Knowl View abuse investigation: No evidence of cover-up
No evidence of a cover-up or corruption has been found in an investigation into historical child sex abuse at a former boys' school.
Greater Manchester Police (GMP) has been looking into allegations of a criminal cover-up at Knowl View School in Rochdale between 1969 and 1995.
No criminal charges will brought as part of the investigation, which was requested by the Home Office in 2014.
The Independent Inquiry into Child Sex Abuse will review the findings.
The inquiry is to examine claims made against local authorities, religious organisations, the armed forces and public and private institutions - as well as people in the public eye.
GMP questioned several people as part of the QC-led inquiry, on behalf of Rochdale Council, to uncover potential criminal offences.
Assistant Chief Constable Debbie Ford said: "Three independent advisory group members also oversaw the investigation to provide external scrutiny and challenge.
"The investigation concluded that there was no evidence of corruption or attempts to cover up the allegations to protect offenders or organisations' reputation."

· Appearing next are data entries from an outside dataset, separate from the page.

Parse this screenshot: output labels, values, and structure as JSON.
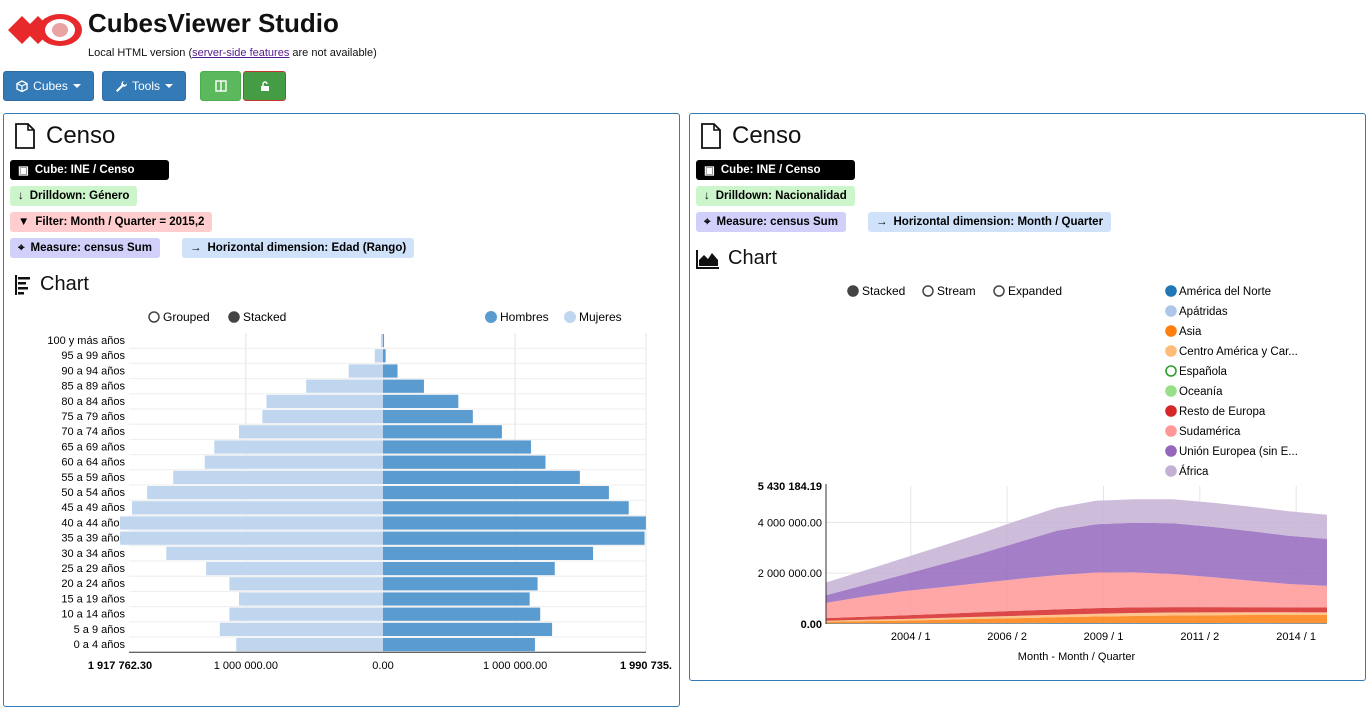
{
  "app": {
    "title": "CubesViewer Studio",
    "subtitle_prefix": "Local HTML version (",
    "subtitle_link": "server-side features",
    "subtitle_suffix": " are not available)"
  },
  "toolbar": {
    "cubes_label": "Cubes",
    "tools_label": "Tools"
  },
  "panels": [
    {
      "title": "Censo",
      "tags": {
        "cube": "Cube: INE / Censo",
        "drilldown": "Drilldown: Género",
        "filter": "Filter: Month / Quarter = 2015,2",
        "measure": "Measure: census Sum",
        "horizontal": "Horizontal dimension: Edad (Rango)"
      },
      "section_title": "Chart"
    },
    {
      "title": "Censo",
      "tags": {
        "cube": "Cube: INE / Censo",
        "drilldown": "Drilldown: Nacionalidad",
        "measure": "Measure: census Sum",
        "horizontal": "Horizontal dimension: Month / Quarter"
      },
      "section_title": "Chart"
    }
  ],
  "chart_data": [
    {
      "type": "bar",
      "orientation": "horizontal-pyramid",
      "modes": [
        "Grouped",
        "Stacked"
      ],
      "selected_mode": "Stacked",
      "categories": [
        "100 y más años",
        "95 a 99 años",
        "90 a 94 años",
        "85 a 89 años",
        "80 a 84 años",
        "75 a 79 años",
        "70 a 74 años",
        "65 a 69 años",
        "60 a 64 años",
        "55 a 59 años",
        "50 a 54 años",
        "45 a 49 años",
        "40 a 44 años",
        "35 a 39 años",
        "30 a 34 años",
        "25 a 29 años",
        "20 a 24 años",
        "15 a 19 años",
        "10 a 14 años",
        "5 a 9 años",
        "0 a 4 años"
      ],
      "series": [
        {
          "name": "Hombres",
          "color": "#5a9bd0",
          "values": [
            8000,
            20000,
            110000,
            310000,
            570000,
            680000,
            900000,
            1120000,
            1230000,
            1490000,
            1710000,
            1860000,
            1990000,
            1980000,
            1590000,
            1300000,
            1170000,
            1110000,
            1190000,
            1280000,
            1150000
          ]
        },
        {
          "name": "Mujeres",
          "color": "#c0d6ef",
          "values": [
            15000,
            60000,
            250000,
            560000,
            850000,
            880000,
            1050000,
            1230000,
            1300000,
            1530000,
            1720000,
            1830000,
            1917762,
            1917000,
            1580000,
            1290000,
            1120000,
            1050000,
            1120000,
            1190000,
            1070000
          ]
        }
      ],
      "axis_labels": {
        "left_max": "1 917 762.30",
        "left_mid": "1 000 000.00",
        "center": "0.00",
        "right_mid": "1 000 000.00",
        "right_max": "1 990 735."
      },
      "xlim": [
        -1917762.3,
        1990735
      ]
    },
    {
      "type": "area",
      "modes": [
        "Stacked",
        "Stream",
        "Expanded"
      ],
      "selected_mode": "Stacked",
      "xlabel": "Month - Month / Quarter",
      "x_ticks": [
        "2004 / 1",
        "2006 / 2",
        "2009 / 1",
        "2011 / 2",
        "2014 / 1"
      ],
      "y_ticks": [
        "0.00",
        "2 000 000.00",
        "4 000 000.00"
      ],
      "y_max_label": "5 430 184.19",
      "ylim": [
        0,
        5430184.19
      ],
      "x": [
        2002,
        2003,
        2004,
        2005,
        2006,
        2007,
        2008,
        2009,
        2010,
        2011,
        2012,
        2013,
        2014,
        2015
      ],
      "series": [
        {
          "name": "América del Norte",
          "color": "#1f77b4",
          "values": [
            20000,
            22000,
            25000,
            27000,
            30000,
            32000,
            34000,
            35000,
            35000,
            35000,
            34000,
            33000,
            32000,
            31000
          ]
        },
        {
          "name": "Apátridas",
          "color": "#aec7e8",
          "values": [
            500,
            500,
            500,
            500,
            500,
            500,
            500,
            500,
            500,
            500,
            500,
            500,
            500,
            500
          ]
        },
        {
          "name": "Asia",
          "color": "#ff7f0e",
          "values": [
            70000,
            90000,
            110000,
            140000,
            170000,
            200000,
            230000,
            260000,
            280000,
            300000,
            310000,
            320000,
            325000,
            330000
          ]
        },
        {
          "name": "Centro América y Car...",
          "color": "#ffbb78",
          "values": [
            40000,
            50000,
            60000,
            70000,
            80000,
            90000,
            100000,
            110000,
            115000,
            115000,
            110000,
            105000,
            100000,
            95000
          ]
        },
        {
          "name": "Española",
          "color": "#2ca02c",
          "values": [
            0,
            0,
            0,
            0,
            0,
            0,
            0,
            0,
            0,
            0,
            0,
            0,
            0,
            0
          ],
          "hidden": true
        },
        {
          "name": "Oceanía",
          "color": "#98df8a",
          "values": [
            1000,
            1000,
            1000,
            1000,
            1000,
            1000,
            1000,
            1000,
            1000,
            1000,
            1000,
            1000,
            1000,
            1000
          ]
        },
        {
          "name": "Resto de Europa",
          "color": "#d62728",
          "values": [
            100000,
            120000,
            140000,
            160000,
            180000,
            200000,
            210000,
            220000,
            220000,
            215000,
            210000,
            200000,
            195000,
            190000
          ]
        },
        {
          "name": "Sudamérica",
          "color": "#ff9896",
          "values": [
            600000,
            800000,
            950000,
            1050000,
            1150000,
            1250000,
            1350000,
            1400000,
            1380000,
            1300000,
            1180000,
            1050000,
            920000,
            850000
          ]
        },
        {
          "name": "Unión Europea (sin E...",
          "color": "#9467bd",
          "values": [
            300000,
            450000,
            650000,
            900000,
            1150000,
            1450000,
            1750000,
            1900000,
            1950000,
            2000000,
            1980000,
            1950000,
            1900000,
            1850000
          ]
        },
        {
          "name": "África",
          "color": "#c5b0d5",
          "values": [
            500000,
            570000,
            650000,
            720000,
            800000,
            860000,
            900000,
            920000,
            930000,
            940000,
            950000,
            960000,
            960000,
            950000
          ]
        }
      ]
    }
  ]
}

Deputy Police and Crime Commissioner Jim Battle said: "I support the Chief Constable in submitting the findings into the Independent Inquiry into Child Sex Abuse, who will now have the duty and responsibility of reviewing them.
"I urge this to be done as quickly as possible so that the findings can be made public."
Gail Hopper, director of children's services at Rochdale Borough Council, said: "The council works closely with Greater Manchester Police and other agencies to address historic and current child sexual abuse cases and we will continue to help bring prosecutions wherever we can."
Following a separate GMP investigation into reports of physical and sexual abuse at Knowl View from 1969 until it closed in 1995, prosecutors concluded in October that no-one would face prosecution.
GMP had previously investigated allegations of child abuse at the school and other care homes across Greater Manchester.
Launched in 1998, it lasted for six years before it led to the convictions of seven people.
In September, it was revealed no charges will be brought after a long-running investigation into claims former Rochdale MP Cyril Smith, who died aged 82 in 2010, abused boys.
He acted as a governor for several schools in Rochdale, including Knowl View, and when he was a town councillor was active on many committees involving youth activities.